注意上面这个db-route01的mysql-shell终端窗口就不要关闭了, 一直保持连接中,也就是一直在当前集群状态中, 后面添加其他节点到cluster集群中会用到! (后面说到常用命令时会解释)

3) 添加节点 db-node02到上面创建的"myCluster"集群中
通过db-node02本机 mysql-shell 对 mysql 进行配置
[root@db-node02 ~]# mysqlsh
................
 MySQL  JS > shell.connect('root@localhost:3306');
Creating a session to 'root@localhost:3306'
Please provide the password for 'root@localhost:3306': ******        #输入密码123456
Save password for 'root@localhost:3306'? [Y]es/[N]o/Ne[v]er (default No): Y
Fetching schema names for autocompletion... Press ^C to stop.
Your MySQL connection id is 251
Server version: 5.7.25-log MySQL Community Server (GPL)
No default schema selected; type \use <schema> to set one.
<ClassicSession:root@localhost:3306>

 
  MySQL  localhost:3306 ssl  JS > dba.configureLocalInstance();
Configuring local MySQL instance listening at port 3306 for use in an InnoDB cluster...

This instance reports its own address as 172.16.60.212

WARNING: User 'root' can only connect from localhost.
If you need to manage this instance while connected from other hosts, new account(s) with the proper source address specification must be created.

1) Create remotely usable account for 'root' with same grants and password
2) Create a new admin account for InnoDB cluster with minimal required grants
3) Ignore and continue
4) Cancel

Please select an option [1]: 1
Please provide a source address filter for the account (e.g: 192.168.% or % etc) or leave empty and press Enter to cancel.
Account Host: %                         #选择%, 表示允许任何机器远程使用root用户连接本机的mysql

The instance 'localhost:3306' is valid for InnoDB cluster usage.

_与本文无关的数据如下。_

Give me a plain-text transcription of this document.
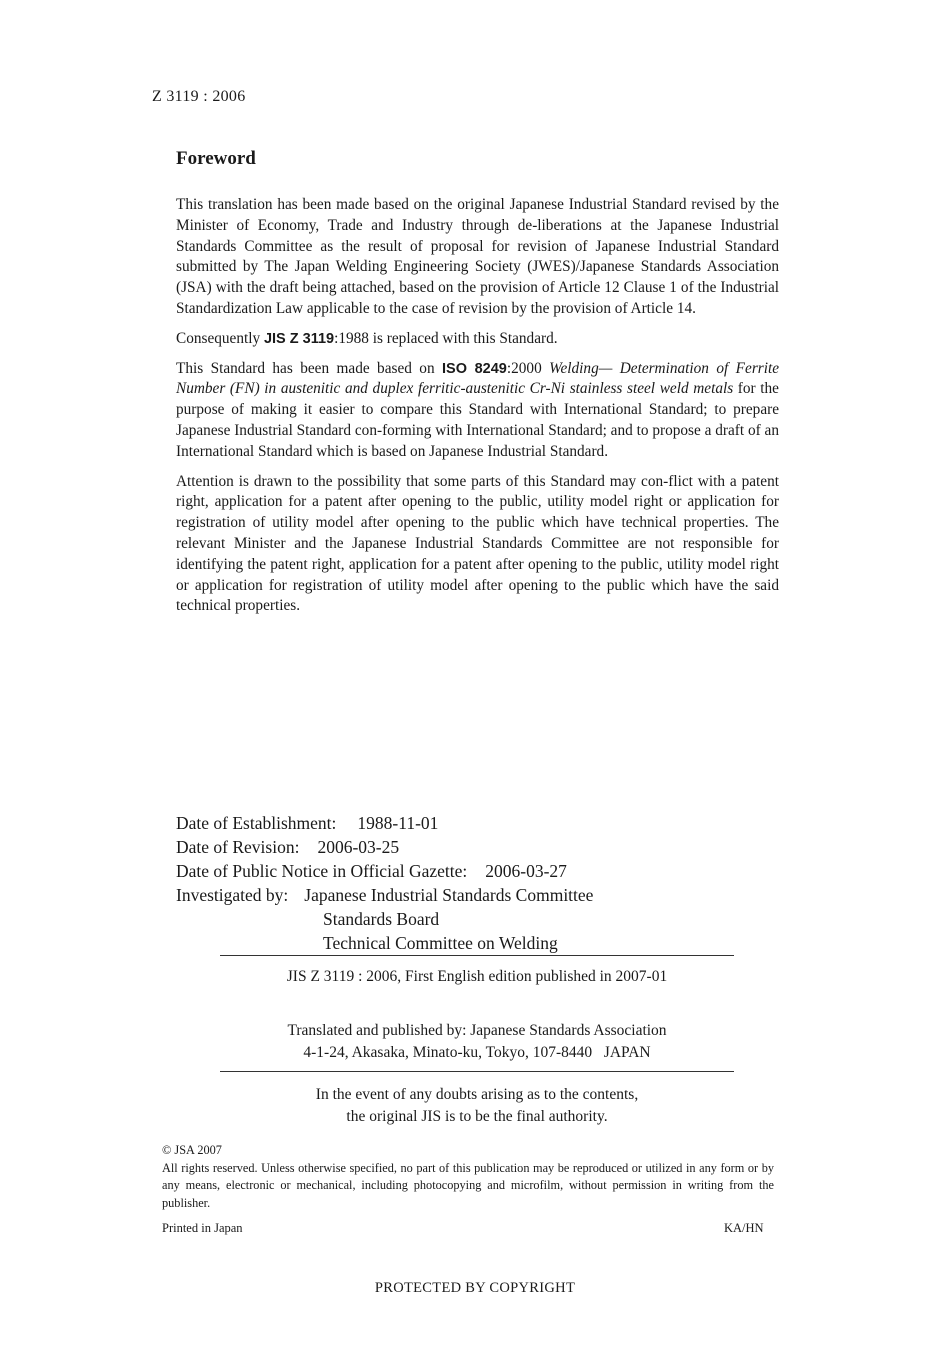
Z 3119 : 2006
Foreword

This translation has been made based on the original Japanese Industrial Standard revised by the Minister of Economy, Trade and Industry through de-liberations at the Japanese Industrial Standards Committee as the result of proposal for revision of Japanese Industrial Standard submitted by The Japan Welding Engineering Society (JWES)/Japanese Standards Association (JSA) with the draft being attached, based on the provision of Article 12 Clause 1 of the Industrial Standardization Law applicable to the case of revision by the provision of Article 14.

Consequently JIS Z 3119:1988 is replaced with this Standard.

This Standard has been made based on ISO 8249:2000 Welding— Determination of Ferrite Number (FN) in austenitic and duplex ferritic-austenitic Cr-Ni stainless steel weld metals for the purpose of making it easier to compare this Standard with International Standard; to prepare Japanese Industrial Standard con-forming with International Standard; and to propose a draft of an International Standard which is based on Japanese Industrial Standard.

Attention is drawn to the possibility that some parts of this Standard may con-flict with a patent right, application for a patent after opening to the public, utility model right or application for registration of utility model after opening to the public which have technical properties. The relevant Minister and the Japanese Industrial Standards Committee are not responsible for identifying the patent right, application for a patent after opening to the public, utility model right or application for registration of utility model after opening to the public which have the said technical properties.

Date of Establishment: 1988-11-01
Date of Revision: 2006-03-25
Date of Public Notice in Official Gazette: 2006-03-27
Investigated by: Japanese Industrial Standards Committee
Standards Board
Technical Committee on Welding
JIS Z 3119 : 2006, First English edition published in 2007-01
Translated and published by: Japanese Standards Association
4-1-24, Akasaka, Minato-ku, Tokyo, 107-8440   JAPAN
In the event of any doubts arising as to the contents,
the original JIS is to be the final authority.

© JSA 2007

All rights reserved. Unless otherwise specified, no part of this publication may be reproduced or utilized in any form or by any means, electronic or mechanical, including photocopying and microfilm, without permission in writing from the publisher.

Printed in Japan	KA/HN
PROTECTED BY COPYRIGHT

Your password does not satisfy the current policy requirements (MySQL Error 1819)

解决办法:
登录db-node02节点的mysql
[root@db-node02 ~]# mysql -p123456
...............

mysql> set global validate_password_policy=0;
Query OK, 0 rows affected (0.00 sec)

mysql> set global validate_password_length=1;
Query OK, 0 rows affected (0.00 sec)

接着继续登录db-node02本机的mysql-shell 进行配置
[root@db-node02 ~]# mysqlsh
.............
MySQL  JS > shell.connect('root@localhost:3306');
Creating a session to 'root@localhost:3306'
Fetching schema names for autocompletion... Press ^C to stop.
Your MySQL connection id is 180
Server version: 5.7.25-log MySQL Community Server (GPL)
No default schema selected; type \use <schema> to set one.
<ClassicSession:root@localhost:3306>

 MySQL  localhost:3306 ssl  JS > dba.configureLocalInstance();
Configuring local MySQL instance listening at port 3306 for use in an InnoDB cluster...

This instance reports its own address as db-node02
Clients and other cluster members will communicate with it through this address by default. If this is not correct, the report_host MySQL system variable should be changed.

WARNING: User 'root' can only connect from localhost.
If you need to manage this instance while connected from other hosts, new account(s) with the proper source address specification must be created.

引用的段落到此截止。